Mas depois Daniel, que não aceita pedidos de entrevistas, palestras e fotografias, aceita, algo misteriosamente e a contracorrente, o convite para regressar a Salas, pequena cidade argentina onde nasceu, de onde saiu há mais de 40 anos para o mundo cosmopolita e onde vivem, sem dali terem alguma vez conseguido sair, as pessoas que inspiraram personagens dos seus livros.

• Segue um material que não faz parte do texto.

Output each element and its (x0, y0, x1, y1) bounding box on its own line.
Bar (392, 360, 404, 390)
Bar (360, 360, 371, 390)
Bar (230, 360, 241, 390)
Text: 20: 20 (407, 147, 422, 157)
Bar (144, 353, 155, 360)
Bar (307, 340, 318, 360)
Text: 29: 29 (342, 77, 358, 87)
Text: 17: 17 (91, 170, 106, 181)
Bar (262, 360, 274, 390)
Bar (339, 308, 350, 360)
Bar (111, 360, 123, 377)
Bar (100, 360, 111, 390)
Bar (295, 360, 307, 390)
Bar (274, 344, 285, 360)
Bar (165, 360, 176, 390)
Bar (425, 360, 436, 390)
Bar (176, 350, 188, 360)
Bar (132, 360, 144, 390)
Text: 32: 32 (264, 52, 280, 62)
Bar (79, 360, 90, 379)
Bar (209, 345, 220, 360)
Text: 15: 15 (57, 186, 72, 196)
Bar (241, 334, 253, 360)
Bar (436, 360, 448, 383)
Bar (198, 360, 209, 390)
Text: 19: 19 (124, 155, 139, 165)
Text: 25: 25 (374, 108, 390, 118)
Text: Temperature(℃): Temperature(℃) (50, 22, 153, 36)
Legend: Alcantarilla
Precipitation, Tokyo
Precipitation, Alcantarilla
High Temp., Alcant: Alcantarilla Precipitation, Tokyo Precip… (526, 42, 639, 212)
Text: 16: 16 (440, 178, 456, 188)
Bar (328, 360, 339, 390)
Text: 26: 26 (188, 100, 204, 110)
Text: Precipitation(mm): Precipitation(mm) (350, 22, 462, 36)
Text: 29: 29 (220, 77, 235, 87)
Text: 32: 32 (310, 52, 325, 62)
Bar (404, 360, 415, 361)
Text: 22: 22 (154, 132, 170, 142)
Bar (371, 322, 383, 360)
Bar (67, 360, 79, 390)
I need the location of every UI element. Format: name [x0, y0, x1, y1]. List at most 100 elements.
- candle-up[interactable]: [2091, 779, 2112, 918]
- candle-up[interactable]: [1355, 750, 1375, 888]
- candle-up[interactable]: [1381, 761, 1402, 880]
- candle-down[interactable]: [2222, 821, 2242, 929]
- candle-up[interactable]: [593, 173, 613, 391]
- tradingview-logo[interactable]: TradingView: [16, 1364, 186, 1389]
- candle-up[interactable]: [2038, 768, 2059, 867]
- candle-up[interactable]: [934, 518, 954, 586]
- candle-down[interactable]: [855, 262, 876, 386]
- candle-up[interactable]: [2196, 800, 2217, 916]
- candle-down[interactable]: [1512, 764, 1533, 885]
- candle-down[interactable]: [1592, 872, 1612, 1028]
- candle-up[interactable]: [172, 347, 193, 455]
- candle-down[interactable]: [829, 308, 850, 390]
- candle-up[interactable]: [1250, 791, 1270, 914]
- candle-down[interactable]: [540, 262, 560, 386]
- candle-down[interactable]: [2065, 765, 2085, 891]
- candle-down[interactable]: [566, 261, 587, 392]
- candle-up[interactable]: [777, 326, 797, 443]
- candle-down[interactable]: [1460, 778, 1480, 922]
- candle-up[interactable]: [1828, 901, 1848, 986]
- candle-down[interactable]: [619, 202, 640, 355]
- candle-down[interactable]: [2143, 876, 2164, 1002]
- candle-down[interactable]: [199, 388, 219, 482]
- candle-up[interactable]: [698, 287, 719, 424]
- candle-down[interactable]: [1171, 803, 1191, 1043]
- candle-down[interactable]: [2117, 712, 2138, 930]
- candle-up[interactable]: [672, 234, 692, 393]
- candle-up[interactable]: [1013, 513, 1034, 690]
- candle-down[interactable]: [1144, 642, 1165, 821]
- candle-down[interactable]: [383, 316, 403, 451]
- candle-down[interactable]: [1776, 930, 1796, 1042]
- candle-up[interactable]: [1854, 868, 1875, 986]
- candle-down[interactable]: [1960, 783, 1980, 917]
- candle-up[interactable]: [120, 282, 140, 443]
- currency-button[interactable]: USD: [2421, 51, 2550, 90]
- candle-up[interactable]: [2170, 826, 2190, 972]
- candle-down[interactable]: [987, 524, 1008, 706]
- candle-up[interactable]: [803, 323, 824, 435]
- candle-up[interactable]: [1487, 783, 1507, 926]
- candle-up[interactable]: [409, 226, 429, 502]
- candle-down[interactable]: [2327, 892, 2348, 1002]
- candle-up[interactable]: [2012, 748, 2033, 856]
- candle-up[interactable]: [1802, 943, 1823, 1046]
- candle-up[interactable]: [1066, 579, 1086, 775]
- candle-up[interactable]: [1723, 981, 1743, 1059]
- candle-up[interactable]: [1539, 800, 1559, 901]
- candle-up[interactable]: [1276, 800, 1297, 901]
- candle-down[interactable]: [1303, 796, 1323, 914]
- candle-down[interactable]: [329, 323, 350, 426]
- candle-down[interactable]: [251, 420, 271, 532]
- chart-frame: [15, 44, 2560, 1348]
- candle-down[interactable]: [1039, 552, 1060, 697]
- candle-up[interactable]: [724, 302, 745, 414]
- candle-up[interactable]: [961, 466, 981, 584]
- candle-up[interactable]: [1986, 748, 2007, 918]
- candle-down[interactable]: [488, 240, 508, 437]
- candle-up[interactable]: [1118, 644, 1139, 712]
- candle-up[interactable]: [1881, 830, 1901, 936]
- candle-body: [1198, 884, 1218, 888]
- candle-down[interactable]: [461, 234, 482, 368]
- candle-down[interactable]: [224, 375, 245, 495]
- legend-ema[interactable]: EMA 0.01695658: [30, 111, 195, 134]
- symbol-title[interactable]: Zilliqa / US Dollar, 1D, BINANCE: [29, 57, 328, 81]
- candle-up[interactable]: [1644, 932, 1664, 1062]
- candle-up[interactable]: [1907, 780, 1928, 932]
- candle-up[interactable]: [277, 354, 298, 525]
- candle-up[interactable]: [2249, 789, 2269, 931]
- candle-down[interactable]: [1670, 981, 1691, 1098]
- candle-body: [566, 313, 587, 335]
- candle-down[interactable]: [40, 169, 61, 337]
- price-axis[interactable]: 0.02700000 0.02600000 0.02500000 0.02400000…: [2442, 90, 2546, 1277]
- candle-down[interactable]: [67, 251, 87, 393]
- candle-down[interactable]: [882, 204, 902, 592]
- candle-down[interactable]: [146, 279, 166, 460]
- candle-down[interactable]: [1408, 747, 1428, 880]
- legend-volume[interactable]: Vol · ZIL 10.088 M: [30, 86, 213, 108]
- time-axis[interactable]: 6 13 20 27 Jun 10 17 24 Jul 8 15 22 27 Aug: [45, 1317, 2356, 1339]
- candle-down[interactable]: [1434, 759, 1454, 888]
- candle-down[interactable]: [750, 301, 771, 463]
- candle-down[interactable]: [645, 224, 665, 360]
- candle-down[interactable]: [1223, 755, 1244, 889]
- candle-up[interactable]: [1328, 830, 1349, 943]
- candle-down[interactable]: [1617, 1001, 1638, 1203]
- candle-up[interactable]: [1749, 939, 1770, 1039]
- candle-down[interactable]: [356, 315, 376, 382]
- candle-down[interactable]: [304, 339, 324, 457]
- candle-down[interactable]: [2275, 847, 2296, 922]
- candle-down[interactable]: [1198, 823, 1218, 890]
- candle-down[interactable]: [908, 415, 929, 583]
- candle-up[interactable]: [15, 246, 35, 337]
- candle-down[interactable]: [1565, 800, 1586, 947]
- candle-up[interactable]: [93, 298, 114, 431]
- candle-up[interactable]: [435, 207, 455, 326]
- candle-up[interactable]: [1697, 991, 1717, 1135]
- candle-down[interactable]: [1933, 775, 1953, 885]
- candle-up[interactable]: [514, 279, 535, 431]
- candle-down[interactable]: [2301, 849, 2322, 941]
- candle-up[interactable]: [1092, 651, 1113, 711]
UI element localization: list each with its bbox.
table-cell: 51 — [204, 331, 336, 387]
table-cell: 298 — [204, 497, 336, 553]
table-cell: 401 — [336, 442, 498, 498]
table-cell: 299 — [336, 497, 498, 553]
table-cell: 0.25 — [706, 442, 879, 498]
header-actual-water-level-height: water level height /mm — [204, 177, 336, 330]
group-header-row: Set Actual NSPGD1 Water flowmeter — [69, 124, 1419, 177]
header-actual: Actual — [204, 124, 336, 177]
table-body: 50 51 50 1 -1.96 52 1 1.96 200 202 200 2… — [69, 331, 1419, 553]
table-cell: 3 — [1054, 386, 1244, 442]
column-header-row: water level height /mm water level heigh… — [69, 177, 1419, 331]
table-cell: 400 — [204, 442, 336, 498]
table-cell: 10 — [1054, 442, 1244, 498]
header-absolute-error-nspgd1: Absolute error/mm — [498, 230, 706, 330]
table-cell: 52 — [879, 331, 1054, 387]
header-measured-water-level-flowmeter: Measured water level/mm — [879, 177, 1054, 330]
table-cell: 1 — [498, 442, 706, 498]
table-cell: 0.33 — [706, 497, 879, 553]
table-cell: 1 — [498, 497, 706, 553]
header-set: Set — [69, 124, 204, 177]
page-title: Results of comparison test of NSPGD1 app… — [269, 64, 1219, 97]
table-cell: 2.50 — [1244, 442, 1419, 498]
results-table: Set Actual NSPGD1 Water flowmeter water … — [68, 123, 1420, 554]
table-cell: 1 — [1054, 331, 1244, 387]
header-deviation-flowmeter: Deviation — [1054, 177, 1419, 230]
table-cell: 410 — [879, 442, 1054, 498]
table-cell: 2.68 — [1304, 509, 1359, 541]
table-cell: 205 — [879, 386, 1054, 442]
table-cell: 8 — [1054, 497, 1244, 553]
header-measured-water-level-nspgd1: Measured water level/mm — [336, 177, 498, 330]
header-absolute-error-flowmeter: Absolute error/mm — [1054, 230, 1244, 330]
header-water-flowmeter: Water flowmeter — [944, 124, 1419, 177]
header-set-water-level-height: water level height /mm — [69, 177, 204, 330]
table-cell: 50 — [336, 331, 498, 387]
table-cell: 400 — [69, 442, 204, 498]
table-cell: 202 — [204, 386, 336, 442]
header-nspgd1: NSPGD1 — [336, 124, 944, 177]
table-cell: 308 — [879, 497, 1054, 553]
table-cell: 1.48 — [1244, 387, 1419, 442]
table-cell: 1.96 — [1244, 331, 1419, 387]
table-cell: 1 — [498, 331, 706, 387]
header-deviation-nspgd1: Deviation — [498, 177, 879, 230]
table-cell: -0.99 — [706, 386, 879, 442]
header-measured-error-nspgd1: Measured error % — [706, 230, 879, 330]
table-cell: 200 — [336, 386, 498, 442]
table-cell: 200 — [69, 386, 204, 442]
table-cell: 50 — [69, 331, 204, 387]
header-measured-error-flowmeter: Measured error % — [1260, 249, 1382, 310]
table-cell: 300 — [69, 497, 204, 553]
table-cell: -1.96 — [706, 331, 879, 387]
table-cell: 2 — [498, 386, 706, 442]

Vamos com ele, que vai ser recebido como herói. Rimos primeiro do provincianismo, da pequenez, que se quer pegar a Daniel, de que ele se desembaraça com elegância (mas desembaraça-se ele do paternalismo?). Começamos a assustar-nos depois, ao mesmo tempo que Daniel, quando a recepção muda de tom, quando o silêncio do passado privado do escritor se exibe vergado mas ainda dorido, quando mais publicamente irrompem os ressentimentos para com o conterrâneo que se tornou célebre e “europeu”. O nacionalismo, a xenofobia, o provincianismo são universais, os argentinos é que têm sabido, e vários filmes o mostram, fazer ouvir o rumor surdo da violência. El Ciudadano Ilustre é novo feito, um complot, orquestrado sem possibilidades de fuga, por um par de cineastas e por um argumentista (Andrés Duprat), para a inquietação e o desconforto de quem vê. Essa interacção entre o ecrã e a sala (a tal angústia) é fundamental, responsabilizando o espectador pelas suas projecções e adopções. No final, vemos o distinto observador da natureza humana a produzir nova obra, resultante da sua experiência e da violência que encontrou no seu passado. Como se se tivesse regenerado. As palmas que, dentro do ecrã, recebem o anúncio de nova obra, desta vez não têm o mesmo eco na sala de cinema. Desta vez o que se aplaude não é Daniel Mantovani, é um ilustre observador da natureza humana, o filme.

No tubo de ensaio

“Regenerar”… são os próprios cineastas, o casal Massimo D’Anolfi e Martina Parenti, há dez anos a trabalhar juntos e a fazer tudo nos filmes, que desta forma indicam o que os leva de um a outro: algo do anterior, que parecia encerrado, sobrevive para possibilitar outra vida. E algo do anterior, L’Infinita Fabbrica Del Duomo (2015), sobre as estátuas da Catedral de Milão, passou para Spira Mirabilis, instigado pelo maravilhamento de um cientista japonês que passa os dias a estudar as capacidades regenerativas de uma medusa, convencido de que isso ajudará a resolver a busca humana pela imortalidade.

Spira Mirabilis é um documentário – podemos sintetizar assim para simplificar, embora pareça um corpo líquido que nunca se compromete para sempre com uma forma – em que, à historia do cientista, D’Anolfi e Parenti juntam mais três, e ainda Marina Vlady a ler Borges, que palpitam com a aventura humana que esbraceja com a (i)mortalidade. Mas é como se espreitássemos para dentro de um tubo de ensaio. Num laboratório em que o cientista não consegue partilhar o seu entusiasmo. Cremos que a selecção na competição de Veneza de Spira Mirabilis é mais um gesto exótico dos programadores para mostrar “arte” do que crença num projecto aberto para a competição principal. O que fecha Spira Mirabilis ainda mais no seu tubo de ensaio.